Quando você vai à França, espera beber vinho francês. E eu certamente fiz isso durante uma estadia de fim de semana no Hôtel Belles Rives em Juan-les-Pins neste verão passado. Mas ao final do meu jantar no restaurante estrelado Michelin do hotel, La Passagère, eu havia apreciado vinhos de muito além das fronteiras da França, incluindo Zibibbo de Pantelleria, Biancolella de Ischia e Assyrtiko de Santorini.
A equipe claramente tem muito cuidado para oferecer a lista de vinhos mais cativante e diversificada em Cap d’Antibes. Um destaque é um vinho feito de uma uva grega antiga pouco conhecida chamada Vostilidi. "Este vinho vem de Cefalônia e dá uma sensação 'laranja' mesmo com pouco ou nenhum contato com a casca", explicou o sommelier-chefe do restaurante, Aymerick Verdy. Eu havia provado a uva mais famosa de Cefalônia, Robola, em uma visita no ano anterior, mas Vostilidi é uma rara escolha de iniciados que vale a pena procurar em sua loja de vinhos local.
Claro, como sommelier de um restaurante na Riviera Francesa, Aymerick também recomenda um vinho francês. "No outono e inverno, com pratos como veado, cogumelos, trufa e molhos ricos, gostamos de Champagne de Vigneron de produtores muito pequenos", ele me disse. "Eles têm mais corpo, menos bolhas, uma cor dourada, um nariz complexo e um final muito longo."
Aymerick explicou que não se trata de um aperitivo festivo, mas de um Champagne encorpado com densidade suficiente para harmonizar com um jantar inteiro, incluindo carnes saborosas. Champagnes com alta proporção de Pinot Noir e Pinot Meunier tendem a ser mais ricos e encorpados do que aqueles dominados por Chardonnay. Algumas de suas garrafas favoritas de Champagne de produtor incluem Benoît Lahaye de Montagne de Reims, que usa Pinot Noir como base, enquanto Françoise Bedel na Vallée de la Marne usa Pinot Meunier.
Perguntas Frequentes
Aqui está uma lista de FAQs sobre encontrar alternativas ao vinho laranja, projetada para soar como perguntas de verdadeiros entusiastas do vinho.
Iniciante / Perguntas Gerais
P: O que exatamente é vinho laranja, afinal?
R: É vinho branco feito como um tinto. Uvas brancas são fermentadas com suas cascas e sementes, dando ao vinho uma cor laranja/âmbar, mais textura e, frequentemente, sabores tânicos e salgados.
P: Experimentei vinho laranja e não gostei. O que devo procurar em vez disso?
R: Depende do que você não gostou. Se o "funk" ou os taninos foram demais, tente um branco mais rico e texturizado sem contato com a casca. Se você gostou da ideia, mas não da execução, tente um estilo de vinho laranja mais leve e fresco de uma região diferente.
P: Existem vinhos tintos comuns que tenham sabor semelhante ao vinho laranja?
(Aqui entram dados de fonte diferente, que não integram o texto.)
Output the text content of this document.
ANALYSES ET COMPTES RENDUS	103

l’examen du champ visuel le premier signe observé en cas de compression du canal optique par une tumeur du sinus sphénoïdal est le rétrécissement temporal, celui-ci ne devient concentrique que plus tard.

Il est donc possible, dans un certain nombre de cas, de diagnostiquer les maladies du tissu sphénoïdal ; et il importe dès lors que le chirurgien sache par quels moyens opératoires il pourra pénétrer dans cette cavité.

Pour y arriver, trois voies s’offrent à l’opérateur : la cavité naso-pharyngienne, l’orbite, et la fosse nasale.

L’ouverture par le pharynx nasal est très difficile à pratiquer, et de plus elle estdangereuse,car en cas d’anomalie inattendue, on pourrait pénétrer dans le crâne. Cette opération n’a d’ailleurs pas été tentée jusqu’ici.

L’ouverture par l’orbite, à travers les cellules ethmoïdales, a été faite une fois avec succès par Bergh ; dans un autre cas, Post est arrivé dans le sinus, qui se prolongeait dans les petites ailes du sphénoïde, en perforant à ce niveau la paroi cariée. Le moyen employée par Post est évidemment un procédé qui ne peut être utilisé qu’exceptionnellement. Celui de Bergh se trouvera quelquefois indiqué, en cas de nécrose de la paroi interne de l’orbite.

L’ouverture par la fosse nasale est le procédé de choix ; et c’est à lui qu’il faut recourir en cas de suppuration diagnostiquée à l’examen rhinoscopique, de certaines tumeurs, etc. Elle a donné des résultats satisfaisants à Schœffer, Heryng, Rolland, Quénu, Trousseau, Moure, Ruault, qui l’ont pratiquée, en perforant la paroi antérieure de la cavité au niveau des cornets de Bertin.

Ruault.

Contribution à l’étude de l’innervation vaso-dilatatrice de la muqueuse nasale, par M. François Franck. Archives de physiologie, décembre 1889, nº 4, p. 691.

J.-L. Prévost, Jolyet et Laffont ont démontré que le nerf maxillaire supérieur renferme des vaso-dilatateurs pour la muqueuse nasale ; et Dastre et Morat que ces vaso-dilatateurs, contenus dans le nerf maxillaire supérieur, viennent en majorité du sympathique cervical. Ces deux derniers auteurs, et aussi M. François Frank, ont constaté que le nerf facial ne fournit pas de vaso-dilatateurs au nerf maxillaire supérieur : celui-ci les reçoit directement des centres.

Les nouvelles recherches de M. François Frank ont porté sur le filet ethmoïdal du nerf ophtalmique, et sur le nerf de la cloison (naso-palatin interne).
R: Sim. Tintos leves e com baixo teor de taninos podem atingir uma nota similar. Procure por tintos como Frappato da Sicília, Schiava do Alto Adige ou um Gamay de clima frio. Eles oferecem fruta brilhante com uma borda salgada, às vezes terrosa.
P: E o rosé? É uma boa alternativa?
R: Pode ser, especialmente rosés mais encorpados e salgados. Procure rosés feitos de Grenache ou Mourvèdre, ou um rosé Tavel da França. Estes têm mais peso e estrutura do que um rosé leve e frutado, fazendo a ponte entre branco e tinto.
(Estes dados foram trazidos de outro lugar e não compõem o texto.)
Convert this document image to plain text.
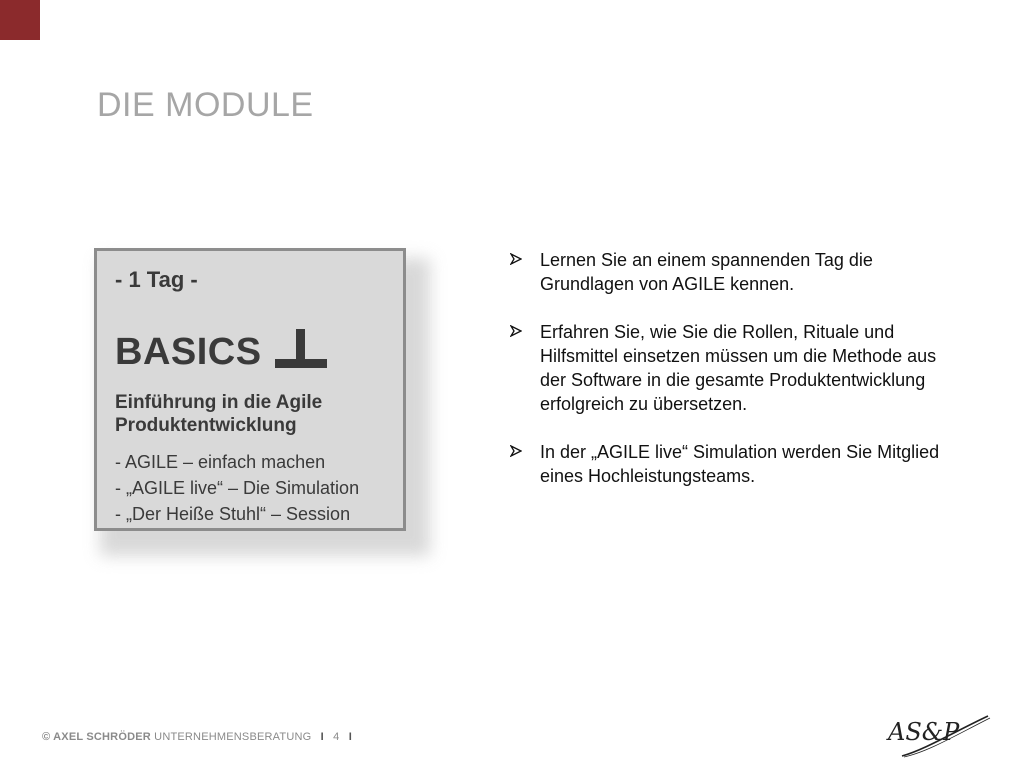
DIE MODULE
- 1 Tag -
BASICS
Einführung in die Agile
Produktentwicklung
- AGILE – einfach machen
- „AGILE live“ – Die Simulation
- „Der Heiße Stuhl“ – Session
Lernen Sie an einem spannenden Tag die Grundlagen von AGILE kennen.
Erfahren Sie, wie Sie die Rollen, Rituale und Hilfsmittel einsetzen müssen um die Methode aus der Software in die gesamte Produktentwicklung erfolgreich zu übersetzen.
In der „AGILE live“ Simulation werden Sie Mitglied eines Hochleistungsteams.
© AXEL SCHRÖDER UNTERNEHMENSBERATUNG I 4 I	AS&P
Avançado / Perguntas Específicas
P: Eu aprecio a qualidade textural e adstringente do vinho laranja. Quais são algumas alternativas com contato com a casca que sejam mais acessíveis?
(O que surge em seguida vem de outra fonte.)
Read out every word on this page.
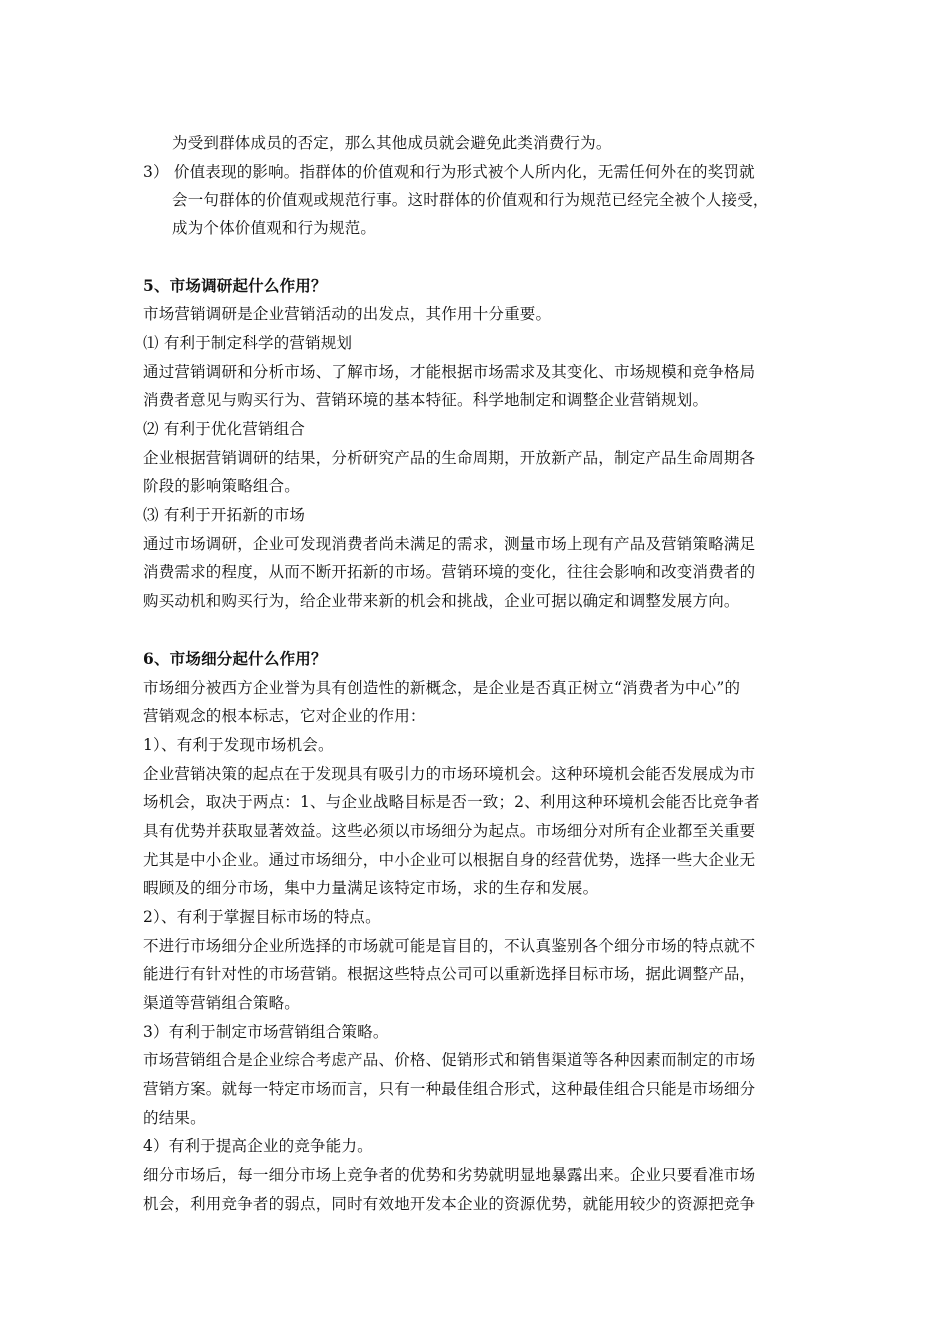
为受到群体成员的否定，那么其他成员就会避免此类消费行为。
3） 价值表现的影响。指群体的价值观和行为形式被个人所内化，无需任何外在的奖罚就
会一句群体的价值观或规范行事。这时群体的价值观和行为规范已经完全被个人接受，
成为个体价值观和行为规范。
5、市场调研起什么作用？
市场营销调研是企业营销活动的出发点，其作用十分重要。
⑴ 有利于制定科学的营销规划
通过营销调研和分析市场、了解市场，才能根据市场需求及其变化、市场规模和竞争格局
消费者意见与购买行为、营销环境的基本特征。科学地制定和调整企业营销规划。
⑵ 有利于优化营销组合
企业根据营销调研的结果，分析研究产品的生命周期，开放新产品，制定产品生命周期各
阶段的影响策略组合。
⑶ 有利于开拓新的市场
通过市场调研，企业可发现消费者尚未满足的需求，测量市场上现有产品及营销策略满足
消费需求的程度，从而不断开拓新的市场。营销环境的变化，往往会影响和改变消费者的
购买动机和购买行为，给企业带来新的机会和挑战，企业可据以确定和调整发展方向。
6、市场细分起什么作用？
市场细分被西方企业誉为具有创造性的新概念，是企业是否真正树立“消费者为中心”的
营销观念的根本标志，它对企业的作用：
1）、有利于发现市场机会。
企业营销决策的起点在于发现具有吸引力的市场环境机会。这种环境机会能否发展成为市
场机会，取决于两点：1、与企业战略目标是否一致；2、利用这种环境机会能否比竞争者
具有优势并获取显著效益。这些必须以市场细分为起点。市场细分对所有企业都至关重要
尤其是中小企业。通过市场细分，中小企业可以根据自身的经营优势，选择一些大企业无
暇顾及的细分市场，集中力量满足该特定市场，求的生存和发展。
2）、有利于掌握目标市场的特点。
不进行市场细分企业所选择的市场就可能是盲目的，不认真鉴别各个细分市场的特点就不
能进行有针对性的市场营销。根据这些特点公司可以重新选择目标市场，据此调整产品，
渠道等营销组合策略。
3）有利于制定市场营销组合策略。
市场营销组合是企业综合考虑产品、价格、促销形式和销售渠道等各种因素而制定的市场
营销方案。就每一特定市场而言，只有一种最佳组合形式，这种最佳组合只能是市场细分
的结果。
4）有利于提高企业的竞争能力。
细分市场后，每一细分市场上竞争者的优势和劣势就明显地暴露出来。企业只要看准市场
机会，利用竞争者的弱点，同时有效地开发本企业的资源优势，就能用较少的资源把竞争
R: Procure vinhos rotulados como "fermentado com casca" ou "vinho âmbar" de produtores modernos que focam na frescura. Explore também Ribolla Gialla do Friuli ou Pinot Gris da Alsácia, que muitas vezes têm um breve contato com a casca para uma tonalidade acobreada e peso extra sem "funk" pesado.
P: Você pode recomendar uvas ou estilos de vinho branco específicos que ofereçam complexidade sem contato com a casca?